Alongside using green energy and aiming to recycle 100 per cent of its internal production waste, Sabert has developed compostable food packaging and tableware, such as the BePulp line. The company now also uses carefully selected recycled PET and the latest technology to recycle old bottles into the food-safe Chilled Solutions range.
You can find out more about Sabert’s sustainable food packaging solutions on the company’s website.
Technology supplier Novatech Ltd. has refurbished over 200 computers for Exmouth Community College in a bid to reduce e-waste.

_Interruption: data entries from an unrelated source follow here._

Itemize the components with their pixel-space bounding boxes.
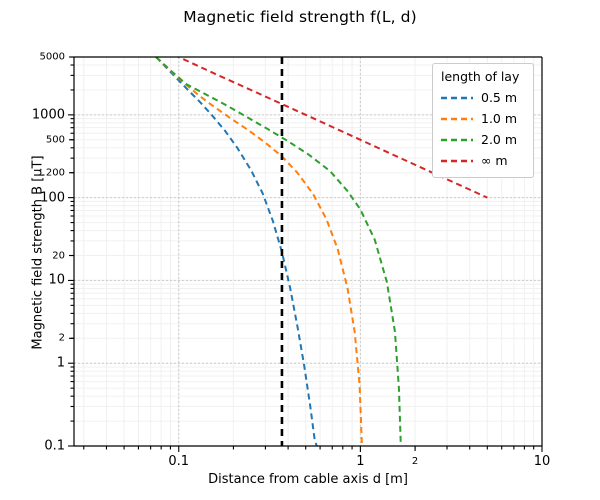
x-axis-label: Distance from cable axis d [m] bbox=[208, 472, 408, 487]
y-tick-label: 1000 bbox=[31, 107, 65, 123]
series-line-m bbox=[176, 57, 488, 199]
chart-title: Magnetic field strength f(L, d) bbox=[183, 8, 417, 26]
legend-item-label: ∞ m bbox=[481, 153, 508, 168]
chart-legend: length of lay 0.5 m 1.0 m 2.0 m ∞ m bbox=[432, 63, 534, 178]
y-tick-label: 500 bbox=[45, 134, 65, 146]
legend-item-label: 0.5 m bbox=[481, 90, 518, 105]
legend-item[interactable]: 1.0 m bbox=[440, 108, 526, 129]
y-tick-label: 100 bbox=[40, 190, 65, 206]
series-line-2.0m bbox=[155, 57, 402, 446]
legend-item-label: 1.0 m bbox=[481, 111, 518, 126]
series-line-0.5m bbox=[155, 57, 318, 446]
y-tick-label: 1 bbox=[56, 355, 65, 371]
tick-marks bbox=[68, 56, 543, 452]
legend-item-label: 2.0 m bbox=[481, 132, 518, 147]
y-tick-label: 0.1 bbox=[44, 438, 65, 454]
y-tick-label: 2 bbox=[58, 332, 65, 344]
y-tick-label: 20 bbox=[52, 250, 65, 261]
legend-item[interactable]: 2.0 m bbox=[440, 129, 526, 150]
x-tick-label: 10 bbox=[533, 454, 551, 469]
y-tick-label: 5000 bbox=[39, 51, 65, 63]
legend-items: 0.5 m 1.0 m 2.0 m ∞ m bbox=[440, 87, 526, 171]
legend-item[interactable]: ∞ m bbox=[440, 150, 526, 171]
y-tick-label: 200 bbox=[45, 167, 65, 179]
x-tick-label: 1 bbox=[356, 454, 365, 469]
x-tick-label: 2 bbox=[411, 456, 419, 467]
x-tick-label: 0.1 bbox=[168, 454, 190, 469]
legend-line-swatch bbox=[440, 155, 474, 167]
legend-line-swatch bbox=[440, 92, 474, 104]
y-tick-label: 10 bbox=[48, 272, 65, 288]
legend-item[interactable]: 0.5 m bbox=[440, 87, 526, 108]
legend-line-swatch bbox=[440, 113, 474, 125]
legend-title: length of lay bbox=[441, 69, 520, 84]
legend-line-swatch bbox=[440, 134, 474, 146]
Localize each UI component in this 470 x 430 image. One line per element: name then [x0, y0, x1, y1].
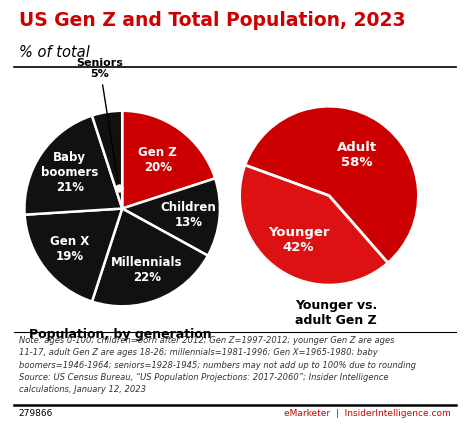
- Text: Millennials
22%: Millennials 22%: [111, 256, 182, 284]
- Text: Younger vs.
adult Gen Z: Younger vs. adult Gen Z: [295, 299, 377, 327]
- Text: Population, by generation: Population, by generation: [29, 328, 211, 341]
- Text: Younger
42%: Younger 42%: [268, 226, 329, 254]
- Text: eMarketer  |  InsiderIntelligence.com: eMarketer | InsiderIntelligence.com: [284, 409, 451, 418]
- Wedge shape: [245, 106, 418, 263]
- Wedge shape: [122, 111, 215, 209]
- Text: Seniors
5%: Seniors 5%: [77, 58, 124, 184]
- Text: Note: ages 0-100; children=born after 2012; Gen Z=1997-2012; younger Gen Z are a: Note: ages 0-100; children=born after 20…: [19, 336, 416, 394]
- Text: US Gen Z and Total Population, 2023: US Gen Z and Total Population, 2023: [19, 11, 406, 30]
- Text: Children
13%: Children 13%: [161, 201, 216, 229]
- Text: 279866: 279866: [19, 409, 53, 418]
- Text: Adult
58%: Adult 58%: [337, 141, 377, 169]
- Wedge shape: [24, 209, 122, 301]
- Wedge shape: [122, 178, 220, 256]
- Text: Gen X
19%: Gen X 19%: [50, 235, 89, 263]
- Text: Baby
boomers
21%: Baby boomers 21%: [41, 151, 98, 194]
- Wedge shape: [92, 209, 208, 306]
- Wedge shape: [92, 111, 122, 209]
- Wedge shape: [24, 116, 122, 215]
- Text: % of total: % of total: [19, 45, 90, 60]
- Text: Gen Z
20%: Gen Z 20%: [139, 145, 177, 174]
- Wedge shape: [240, 165, 388, 285]
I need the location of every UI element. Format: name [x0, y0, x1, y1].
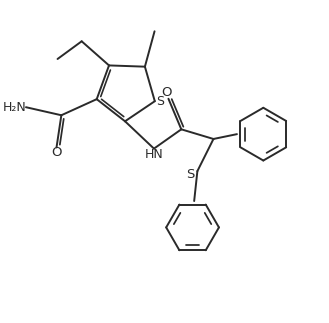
Text: S: S: [186, 168, 194, 181]
Text: HN: HN: [144, 148, 163, 161]
Text: O: O: [51, 146, 62, 159]
Text: O: O: [162, 86, 172, 99]
Text: S: S: [157, 95, 164, 108]
Text: H₂N: H₂N: [3, 101, 27, 114]
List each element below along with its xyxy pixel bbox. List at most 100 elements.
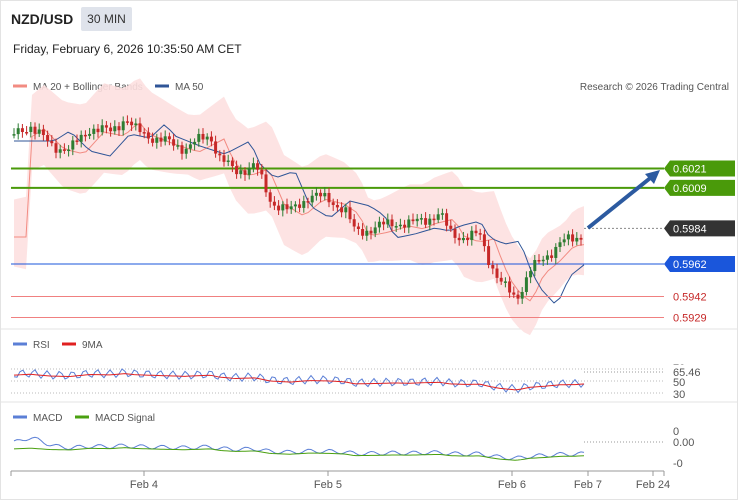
candle-body [256, 163, 260, 170]
candle-body [285, 204, 289, 210]
candle-body [474, 230, 478, 234]
price-levels [11, 167, 664, 318]
candle-body [260, 169, 264, 175]
candle-body [12, 134, 16, 136]
candle-body [382, 221, 386, 225]
moving-averages [14, 122, 585, 304]
candle-body [100, 125, 104, 133]
candle-body [310, 195, 314, 203]
candle-body [29, 126, 33, 133]
candle-body [319, 192, 323, 197]
candle-body [566, 234, 570, 240]
candle-body [20, 128, 24, 133]
rsi-legend-label: RSI [33, 340, 50, 351]
candle-body [277, 205, 281, 211]
candle-body [407, 219, 411, 228]
macd-legend-swatch [13, 415, 27, 419]
chart-datetime: Friday, February 6, 2026 10:35:50 AM CET [13, 42, 242, 56]
level-tag-label: 0.6009 [673, 183, 707, 195]
candle-body [209, 136, 213, 142]
macd-signal-line [13, 447, 585, 461]
candle-body [512, 292, 516, 295]
candle-body [222, 155, 226, 162]
macd-panel [13, 436, 664, 461]
ma50-line [14, 124, 585, 304]
candle-body [314, 192, 318, 196]
candle-body [436, 214, 440, 220]
rsi-tick-50: 50 [673, 377, 685, 389]
macd-signal-legend-swatch [75, 415, 89, 419]
macd-legend-label: MACD [33, 413, 62, 424]
macd-tick-zero: 0 [673, 426, 679, 438]
candle-body [453, 228, 457, 238]
candle-body [151, 138, 155, 143]
candle-body [575, 237, 579, 242]
candle-body [214, 141, 218, 154]
level-tag-bg [664, 220, 735, 237]
level-tag-label: 0.5942 [673, 291, 707, 303]
candle-body [167, 136, 171, 140]
candle-body [365, 230, 369, 236]
rsi-ma-legend-swatch [62, 342, 76, 346]
candle-body [163, 136, 167, 142]
candle-body [125, 121, 129, 123]
chart-header: NZD/USD 30 MIN Friday, February 6, 2026 … [0, 0, 738, 66]
macd-tick-neg: -0 [673, 458, 683, 470]
candle-body [71, 140, 75, 150]
candle-body [193, 141, 197, 145]
candle-body [449, 225, 453, 229]
candle-body [424, 218, 428, 225]
candlesticks [12, 115, 583, 305]
projection-arrow-head [645, 170, 660, 184]
candle-body [67, 149, 71, 152]
macd-value-bg [670, 436, 700, 448]
candle-body [88, 133, 92, 136]
candle-body [579, 237, 583, 240]
macd-signal-legend-label: MACD Signal [95, 413, 155, 424]
candle-body [377, 221, 381, 228]
candle-body [445, 213, 449, 226]
timeframe-button[interactable]: 30 MIN [81, 7, 132, 31]
candle-body [529, 271, 533, 278]
rsi-ma-legend-label: 9MA [82, 340, 103, 351]
candle-body [188, 144, 192, 149]
candle-body [487, 246, 491, 265]
candle-body [411, 219, 415, 222]
level-tag-bg [664, 179, 735, 196]
candle-body [533, 260, 537, 272]
candle-body [121, 121, 125, 131]
candle-body [390, 219, 394, 227]
candle-body [524, 277, 528, 292]
candle-body [348, 207, 352, 220]
candle-body [197, 133, 201, 142]
candle-body [373, 227, 377, 234]
candle-body [461, 237, 465, 241]
candle-body [184, 148, 188, 154]
candle-body [302, 201, 306, 208]
candle-body [46, 135, 50, 142]
candle-body [558, 242, 562, 247]
candle-body [386, 219, 390, 225]
candle-body [113, 126, 117, 132]
candle-body [96, 128, 100, 133]
candle-body [432, 218, 436, 221]
candle-body [50, 141, 54, 144]
candle-body [491, 264, 495, 269]
time-tick-label: Feb 6 [498, 479, 526, 491]
candle-body [293, 204, 297, 207]
candle-body [25, 132, 29, 134]
projection-arrow-shaft [586, 173, 656, 230]
candle-body [155, 137, 159, 143]
candle-body [335, 204, 339, 208]
rsi-last-value: 65.46 [673, 367, 701, 379]
candle-body [226, 160, 230, 163]
candle-body [398, 224, 402, 227]
candle-body [394, 226, 398, 228]
candle-body [340, 207, 344, 213]
candle-body [457, 237, 461, 241]
candle-body [16, 128, 20, 135]
candle-body [247, 167, 251, 175]
candle-body [495, 268, 499, 278]
currency-pair-title: NZD/USD [11, 11, 74, 27]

The college, which aims to upgrade and replace IT equipment approximately every four years, had over 200 Novatech PCs that needed to be replaced. Rather than sending the computers to landfill and getting new ones, Novatech has refurbished the existing units – a more environmentally-friendly and cost-effective solution.
Mark Tomlinson, Head of Novatech’s Managed Sales, said: “Electronic waste is becoming the fastest-growth waste stream in the world. At Novatech we are committed to reducing the throw-away culture within the technology sector by encouraging our customers to refurbish or recycle their old devices.
Many components in old computers can be reused in the fabrication of new computers, so we will always prefer to take this route in order to limit the impact on the environment and reduce the amount of e-waste that ends up in landfill.”